Jem and Scout both visualize Boo Radley as some kind of terrible ghoul during the early stages of the book. The townspeople generally blame Boo for every kind of unexplained nocturnal activity in the town, from peeping in people's windows to killing cats and eating squirrels. Jem imaginatively describes what he thinks Boo must look like.
Boo was about six-and-a-half feet tall, judging from his tracks; he dined on raw squirrels and any cats he could catch, that's why his hands were bloodstained... There was a long, jagged scar that ran across his face; what teeth he had were yellow and rotten; his eyes popped, and he drooled most of the time. (Chapter 1)
When Scout finally sees Boo for himself after he has rescued the children from the clutches of Bob Ewell, she discovers a much different person. Boo had
... white hands, sickly white hands that had never seen the sun, so white they stood out garishly against the dull cream wall in the dim light of Jem's room.
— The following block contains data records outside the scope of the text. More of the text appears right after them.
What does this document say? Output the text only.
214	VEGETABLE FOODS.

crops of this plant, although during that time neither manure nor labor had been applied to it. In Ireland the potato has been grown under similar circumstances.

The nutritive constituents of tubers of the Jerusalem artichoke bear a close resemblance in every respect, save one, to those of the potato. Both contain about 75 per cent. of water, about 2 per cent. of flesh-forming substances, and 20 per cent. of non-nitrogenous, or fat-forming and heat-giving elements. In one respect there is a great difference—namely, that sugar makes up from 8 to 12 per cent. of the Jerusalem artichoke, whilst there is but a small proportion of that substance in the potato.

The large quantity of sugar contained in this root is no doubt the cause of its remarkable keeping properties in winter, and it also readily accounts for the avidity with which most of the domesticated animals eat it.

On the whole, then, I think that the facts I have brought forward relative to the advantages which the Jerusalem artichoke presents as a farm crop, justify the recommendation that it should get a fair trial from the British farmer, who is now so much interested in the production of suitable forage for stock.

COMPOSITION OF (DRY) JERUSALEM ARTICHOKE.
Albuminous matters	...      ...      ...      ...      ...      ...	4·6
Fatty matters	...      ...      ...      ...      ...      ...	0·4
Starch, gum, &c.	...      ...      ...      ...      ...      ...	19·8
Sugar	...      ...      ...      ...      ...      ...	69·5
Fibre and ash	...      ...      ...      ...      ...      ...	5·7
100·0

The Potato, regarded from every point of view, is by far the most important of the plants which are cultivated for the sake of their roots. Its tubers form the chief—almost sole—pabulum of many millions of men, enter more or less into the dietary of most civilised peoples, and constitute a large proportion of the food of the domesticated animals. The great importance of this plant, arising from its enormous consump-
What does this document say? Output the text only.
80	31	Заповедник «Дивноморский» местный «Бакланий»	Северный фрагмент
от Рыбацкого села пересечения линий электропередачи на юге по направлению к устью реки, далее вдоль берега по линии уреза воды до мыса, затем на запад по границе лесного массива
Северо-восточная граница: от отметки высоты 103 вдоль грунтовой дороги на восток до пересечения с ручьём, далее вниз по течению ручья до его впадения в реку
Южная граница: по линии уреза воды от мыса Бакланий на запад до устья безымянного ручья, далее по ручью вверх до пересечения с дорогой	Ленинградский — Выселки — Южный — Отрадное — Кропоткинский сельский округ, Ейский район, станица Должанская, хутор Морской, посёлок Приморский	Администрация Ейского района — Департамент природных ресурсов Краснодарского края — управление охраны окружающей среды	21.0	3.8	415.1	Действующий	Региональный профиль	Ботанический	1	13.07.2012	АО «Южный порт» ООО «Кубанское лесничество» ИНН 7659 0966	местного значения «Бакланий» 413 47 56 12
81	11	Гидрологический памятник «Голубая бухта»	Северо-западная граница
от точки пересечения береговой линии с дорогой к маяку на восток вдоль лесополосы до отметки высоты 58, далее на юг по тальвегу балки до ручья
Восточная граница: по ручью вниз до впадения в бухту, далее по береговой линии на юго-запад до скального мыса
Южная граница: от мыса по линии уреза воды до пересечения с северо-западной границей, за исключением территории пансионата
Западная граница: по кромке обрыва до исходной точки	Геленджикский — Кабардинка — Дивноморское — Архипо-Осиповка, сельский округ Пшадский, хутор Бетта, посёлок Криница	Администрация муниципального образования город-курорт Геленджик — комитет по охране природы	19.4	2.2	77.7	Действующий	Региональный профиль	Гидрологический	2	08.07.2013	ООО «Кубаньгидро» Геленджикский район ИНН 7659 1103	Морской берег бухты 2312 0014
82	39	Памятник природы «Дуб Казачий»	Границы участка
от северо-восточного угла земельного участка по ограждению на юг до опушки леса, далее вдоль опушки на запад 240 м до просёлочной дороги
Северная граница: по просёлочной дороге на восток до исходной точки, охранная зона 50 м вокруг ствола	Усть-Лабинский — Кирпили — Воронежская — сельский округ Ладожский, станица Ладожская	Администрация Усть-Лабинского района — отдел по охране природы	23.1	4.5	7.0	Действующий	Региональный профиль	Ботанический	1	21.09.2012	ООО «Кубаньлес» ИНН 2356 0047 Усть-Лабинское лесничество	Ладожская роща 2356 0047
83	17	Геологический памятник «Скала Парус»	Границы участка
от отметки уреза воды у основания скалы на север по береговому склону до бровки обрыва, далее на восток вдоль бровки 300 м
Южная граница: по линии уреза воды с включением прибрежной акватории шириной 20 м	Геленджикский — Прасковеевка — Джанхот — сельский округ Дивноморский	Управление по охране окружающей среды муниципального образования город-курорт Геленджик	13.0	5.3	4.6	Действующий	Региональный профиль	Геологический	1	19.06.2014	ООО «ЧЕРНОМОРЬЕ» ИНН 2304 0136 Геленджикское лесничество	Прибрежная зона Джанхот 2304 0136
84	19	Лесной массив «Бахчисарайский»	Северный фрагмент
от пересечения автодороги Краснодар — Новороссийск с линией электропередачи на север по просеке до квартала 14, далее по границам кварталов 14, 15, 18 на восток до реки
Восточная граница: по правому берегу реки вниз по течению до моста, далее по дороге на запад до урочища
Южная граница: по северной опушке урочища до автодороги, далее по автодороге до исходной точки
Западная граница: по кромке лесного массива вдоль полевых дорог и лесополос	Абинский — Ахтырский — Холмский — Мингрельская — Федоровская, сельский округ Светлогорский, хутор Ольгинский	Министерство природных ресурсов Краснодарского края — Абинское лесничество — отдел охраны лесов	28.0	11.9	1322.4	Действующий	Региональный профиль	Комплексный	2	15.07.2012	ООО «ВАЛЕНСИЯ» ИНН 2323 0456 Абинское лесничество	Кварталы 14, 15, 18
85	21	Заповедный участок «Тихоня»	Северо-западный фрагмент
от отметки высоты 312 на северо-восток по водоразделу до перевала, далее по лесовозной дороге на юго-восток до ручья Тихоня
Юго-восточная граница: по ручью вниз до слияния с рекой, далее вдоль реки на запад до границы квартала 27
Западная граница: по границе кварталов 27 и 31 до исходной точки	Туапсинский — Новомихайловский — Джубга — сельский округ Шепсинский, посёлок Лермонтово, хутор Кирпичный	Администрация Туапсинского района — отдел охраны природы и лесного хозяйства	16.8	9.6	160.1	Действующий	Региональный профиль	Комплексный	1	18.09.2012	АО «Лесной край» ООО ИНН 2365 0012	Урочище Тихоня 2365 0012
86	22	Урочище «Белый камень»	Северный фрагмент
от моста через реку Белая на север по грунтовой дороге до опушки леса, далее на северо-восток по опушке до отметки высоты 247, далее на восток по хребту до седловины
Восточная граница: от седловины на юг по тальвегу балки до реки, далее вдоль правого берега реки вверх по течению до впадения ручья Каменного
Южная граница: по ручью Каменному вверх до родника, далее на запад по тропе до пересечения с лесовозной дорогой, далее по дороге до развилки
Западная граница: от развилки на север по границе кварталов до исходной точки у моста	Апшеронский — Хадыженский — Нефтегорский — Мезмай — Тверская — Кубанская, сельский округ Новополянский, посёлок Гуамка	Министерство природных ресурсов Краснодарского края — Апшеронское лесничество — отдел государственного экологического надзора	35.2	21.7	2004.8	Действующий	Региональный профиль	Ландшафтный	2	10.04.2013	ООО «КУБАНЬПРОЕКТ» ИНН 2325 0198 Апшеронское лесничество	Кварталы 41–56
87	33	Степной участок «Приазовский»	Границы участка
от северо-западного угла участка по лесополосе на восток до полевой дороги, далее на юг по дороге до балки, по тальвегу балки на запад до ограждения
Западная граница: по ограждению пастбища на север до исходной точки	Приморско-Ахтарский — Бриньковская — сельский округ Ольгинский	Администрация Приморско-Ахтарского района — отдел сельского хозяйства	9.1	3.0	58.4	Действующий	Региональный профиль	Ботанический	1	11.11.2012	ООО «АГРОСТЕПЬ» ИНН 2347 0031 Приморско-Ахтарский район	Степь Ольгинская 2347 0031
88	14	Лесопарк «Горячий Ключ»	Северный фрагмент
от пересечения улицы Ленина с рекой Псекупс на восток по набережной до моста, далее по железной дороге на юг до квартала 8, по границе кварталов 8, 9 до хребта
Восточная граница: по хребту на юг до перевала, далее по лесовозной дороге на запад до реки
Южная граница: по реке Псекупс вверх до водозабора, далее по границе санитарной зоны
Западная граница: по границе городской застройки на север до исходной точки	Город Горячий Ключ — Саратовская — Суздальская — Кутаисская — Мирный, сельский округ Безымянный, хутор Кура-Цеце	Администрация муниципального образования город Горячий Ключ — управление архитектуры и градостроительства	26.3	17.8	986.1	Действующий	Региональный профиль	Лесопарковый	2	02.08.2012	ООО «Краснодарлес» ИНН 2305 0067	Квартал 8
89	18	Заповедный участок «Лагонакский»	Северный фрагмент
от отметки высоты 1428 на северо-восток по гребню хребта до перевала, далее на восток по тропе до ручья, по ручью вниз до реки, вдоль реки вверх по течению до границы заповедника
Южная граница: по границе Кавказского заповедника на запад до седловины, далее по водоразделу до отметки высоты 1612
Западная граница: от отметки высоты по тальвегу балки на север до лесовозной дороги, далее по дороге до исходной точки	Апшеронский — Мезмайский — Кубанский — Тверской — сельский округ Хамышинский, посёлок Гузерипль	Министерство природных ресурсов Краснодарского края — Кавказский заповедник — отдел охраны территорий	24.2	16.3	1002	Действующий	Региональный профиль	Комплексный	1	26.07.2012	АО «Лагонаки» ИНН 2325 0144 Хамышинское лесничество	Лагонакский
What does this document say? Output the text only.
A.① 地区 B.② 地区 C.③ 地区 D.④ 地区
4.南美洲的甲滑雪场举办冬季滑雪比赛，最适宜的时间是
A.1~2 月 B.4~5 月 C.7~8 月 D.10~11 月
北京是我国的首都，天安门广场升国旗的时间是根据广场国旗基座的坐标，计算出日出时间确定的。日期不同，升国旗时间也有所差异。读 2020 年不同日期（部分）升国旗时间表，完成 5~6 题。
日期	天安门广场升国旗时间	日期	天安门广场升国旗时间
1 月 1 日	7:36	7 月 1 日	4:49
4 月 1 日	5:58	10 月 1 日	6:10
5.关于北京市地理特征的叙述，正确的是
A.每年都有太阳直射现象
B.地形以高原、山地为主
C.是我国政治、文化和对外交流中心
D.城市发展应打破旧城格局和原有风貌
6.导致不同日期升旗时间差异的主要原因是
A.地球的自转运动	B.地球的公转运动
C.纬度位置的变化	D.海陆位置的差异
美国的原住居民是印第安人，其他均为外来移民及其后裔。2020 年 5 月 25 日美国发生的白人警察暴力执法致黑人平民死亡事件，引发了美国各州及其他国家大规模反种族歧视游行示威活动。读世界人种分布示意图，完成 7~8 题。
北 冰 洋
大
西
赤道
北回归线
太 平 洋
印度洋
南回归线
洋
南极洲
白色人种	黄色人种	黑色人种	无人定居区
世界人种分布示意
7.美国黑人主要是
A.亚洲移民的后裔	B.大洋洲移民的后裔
(He wore) sand-stained khaki pants; my eyes traveled up his thin frame to his torn denim shirt. His face was as white as his hands but for a shadow on his jutting chin. His cheeks were thin to hollowness; his mouth was wide...and his eyes were so colorless I thought he was blind. His hair was dead and thin, almost feathery on top of his head.
Despite his ghostly looks, Scout quickly came to realize that he was the man who had come to her rescue, and that he was not only her neighbor, but her friend. Scout felt a tinge of guilt that Boo had given her and Jem so much, and that they "had given him nothing, and it made me sad."